Maxxis Beaver 2.0 29er eXC tyre review

The Maxxis Beaver is a superb mud tyre with a low weight of just 499g contributing to very little rolling weight for fast tyre setup. If you’re struggling for grip on the trails this winter, then it’s time to change tyres, and the Beaver is one of the best bad condition tyres I’ve ever ridden.

The Beaver was originally designed as a 29er tyre, they’ve since added a 26in version to the range. I’ve been testing the 29er version, where there’s not quite as much choice when it comes to winter tyres. And, with the expensive version here weighting under 500g, it’s also one of the lightest 29er tyres currently available.

Are beaver’s any good in the mud? We’ve no idea, but these tyres are darn good (get it?).

A widely spaced tread pattern with small low profile siped knobs and narrow 2in carcass gives impressive grip in a range of conditions. It’s not really a pure mud tyre like Bontrager’s 29-Mud TLR tyres; where that tyre excels when it’s horrifically muddy, the Beaver is outstanding in a wider range of trail conditions.

Well spaced siped knobs clear mud well and provide consistent levels of traction in the gloop. But the sidewall needs some more testing to see how it fares.

A 70a compound is used in the base with a softer 60a compound for the knobs, which provides plentiful traction, with good stability through corners. How they cope in a variety of mud conditions, from boggy to sticky, is revelatory. As mentioned, I wouldn’t call it an out-and-out mud tyre; we managed to find its limits on a steep leaf-strewn bank at a cross-country race recently, but it feels faster over a wider range of winter trail conditions. It inspires confidence.
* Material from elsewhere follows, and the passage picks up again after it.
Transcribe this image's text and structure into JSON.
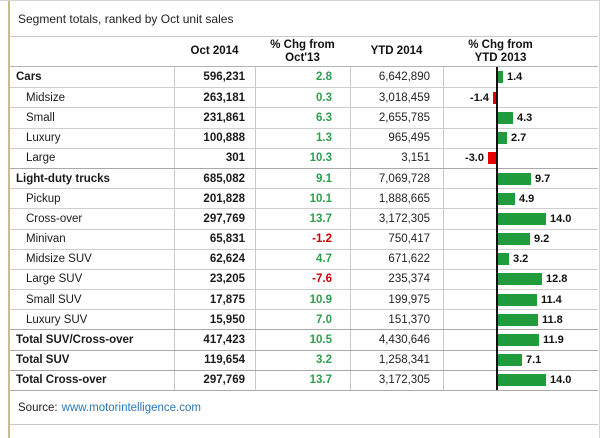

Rolling weight is even more critical on a 29er with all their extra mass, and the low weight of Beaver’s made an epically fast setup on my Tallboy. Typically 29er tyres come in at about 800g. Putting the sub-500g Beaver tyres on was a revelation. Rolling speed is phenomenal, they spin up fast and maintain high levels of momentum along the trail. I’ve used them on trail rides and at a cross-country race and they’ve excelled in both situations.

Maxxis Beaver 29: narrow at 2in but light at 499g

How the eXC sidewalls fare over time is something I’ll be keeping an eye on, but so far I haven’t managed to pinch flat them. I’ve also successfully set them up tubeless on Stan Crest rims.

Verdict

Great traction and rolling speed makes them a good choice for the winter. My new favourite tyre.

PROS

Light
Huge amount of traction

CONS

Sidewall longevity

Price:£35.99
More information: Maxxis Beaver 29er tyres
UK distributor: One Industries Europe

What Maxxis says:

Specially designed for racing in adverse conditions, the Beaver features a tread design ideal for wet and muddy conditions. The dual compound tread utilizes a hard base layer to reduce rolling resistance and provide knob support, while the siped, softer outer layer provides unparalleled grip on wet rocks and roots. The Beaver is one aquatic-friendly animal of a tire.

  1. Chris n

    Does an exo version exist?

  2. Pedro

    looks like re-named swampthings..?

  3. neil b

    H Pedro, not in feel, the Maxxis Swampthing is quite the boat anchor on climbs. Super super grip but with horrid horrid drag, especially in SuperTacky which it works best. Swampthing is a great gravity tyre but a bear on the trails if any pedalling up is needed.
    29er fanboy mates say this Beaver is a fabulous easy to pedal light and grippy number. It does look like the old Swampy though.